Однако тут Луиза нечаянно затронула новую, доселе скрытую «жилу»: Стелла пустилась рассуждать о политике.
– На чем, по-твоему, основана классовая структура? Людям не дают возможности получить хорошее образование – в результате они способны выполнять только тяжелую, монотонную работу – либо рассчитывают на тех, у кого есть призвание, типа медсестер – те все равно будут заниматься любимым делом, как бы скудно ни платили. Вот так бедных, малообразованных людей и держат на своем месте, не давая никуда расти.
Они лежали валетом на постели, завернувшись в одеяла, и поедали шоколадные конфеты. Какое-то время обе молчали. За окном бушевала непогода: барабанил дождь, пронзительно завывал ветер, словно в такт хаотичным мыслям Луизы.
– Ты никогда об этом не задумывалась, да? – спросила Стелла.
– С этой стороны – нет.
– У тебя в семье не обсуждают такие вещи?
– Да не особенно. – Луиза вспомнила, как отец ругался на лентяев, не умеющих работать. – Папа однажды рассказывал, что во время всеобщей забастовки водил автобус.
Стелла лишь рассмеялась.
– Вот я и говорю – консерватор до мозга костей.
– А мама работала в Красном Кресте и еще в благотворительных обществах.
– Благотворительность – лишь очередной способ удерживать людей в самом низу социальной лестницы.
Луиза умолкла. Речи Стеллы ее изумляли. Ей не хватало ни знаний, ни опыта, ни логики, чтобы возражать, отрицать или добавить что-то свое.
Позже, когда они почистили зубы и легли и к ним заглянула мисс Реннишо пожелать спокойной ночи (оказывается, на дорогу упало дерево), Луиза спросила:
– Но если ты не хочешь, и никто другой не станет, кто же тогда?..
И Стелла сразу поняла, что речь идет о домашнем хозяйстве.
– Не знаю. Наверное, никто. Да и вообще, бо́льшая часть домашней работы бессмысленна – смотри, сколько времени мы тратим на ненужную полировку серебра.

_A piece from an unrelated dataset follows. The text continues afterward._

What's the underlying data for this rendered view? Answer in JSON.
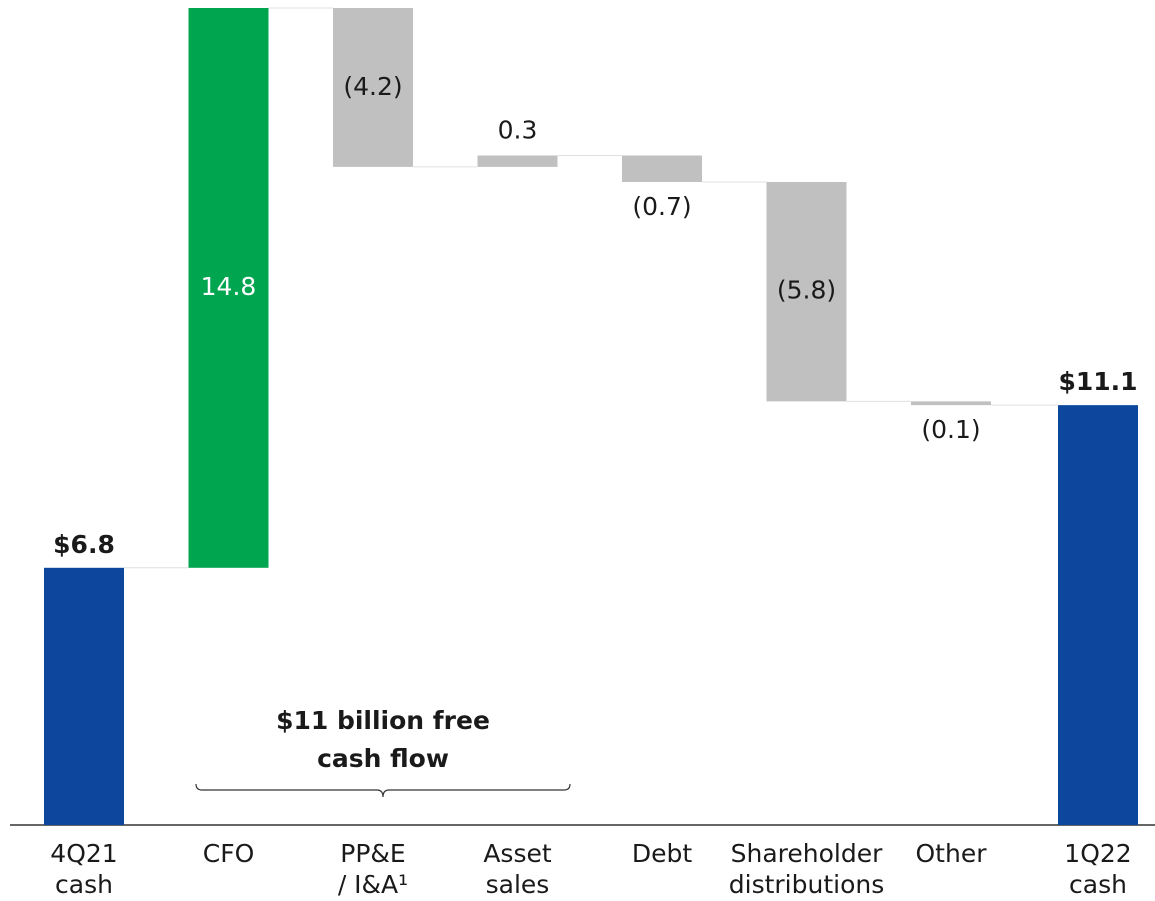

Ответ Луизу не удовлетворил, однако она не стала возражать, не будучи уверенной в теме. Все это было так ново, так интересно и волнующе, что она решила разузнать побольше, только вот у кого?
Обе планировали уехать домой на выходные, но в пятницу Луизе позвонила мать.
– Боюсь, выходные откладываются: бабуле внезапно стало плохо, и я везу ее в больницу.
– А что случилось?
– Я же сказала – плохо себя чувствует. В последнее время она стала забывчивой, а теперь вообще утратила связь с реальностью, и слуги с ней не справляются, так что я перевожу ее в лечебницу возле Танбридж Уэллс: мне говорили, там очень хороший уход. Папы тоже нет – ему никогда не дают отпуск, так что давай перенесем на следующие выходные.
– Но я могу спокойно остаться дома и без тебя! К тому же вряд ли это займет больше одного дня.
– Боюсь, что больше: сперва нужно съездить во Френшэм забрать ее от тети Джессики, затем отвезти в лечебницу, потом закрыть ее дом в Лондоне, разобраться с бедной Брайант – та практически на грани нервного срыва. Бабуля заказывает безумное количество еды для званых ужинов, а потом никого не зовет, поскольку никого уже не помнит, и в результате винит во всем бедную Брайант.
– Боже правый! Да она совсем с катушек съехала!
– Она просто сбита с толку, – возразила мать с нажимом.
Когда Луиза рассказала обо всем Стелле, та предложила:
– Может, тебе поехать к нам? Только мне нужно спросить разрешения.
Так и получилось – после долгой возни и суеты. Сперва мать Стеллы дала согласие, а потом мисс Реннишо заявила, что надо получить разрешение от матери Луизы. Последняя потребовала телефон миссис Роуз…
– Господи, ну зачем все это? – воскликнула Луиза. – Почему они обращаются с нами как с детьми?
– И не говори. А если бы мы были мальчиками, то через год уже считались бы годными ехать во Францию и умирать за нашу родину. Ну я, по крайней мере. – Стелла в свои восемнадцать была на год старше Луизы.
– А твоя семья часто говорит о политике? – спросила Луиза в поезде.
– Они говорят обо всем на свете; они так много болтают, что им не хватает времени выслушать ответ, а потом жалуются, что никто никого не слушает. Не переживай – мы найдем чем заняться.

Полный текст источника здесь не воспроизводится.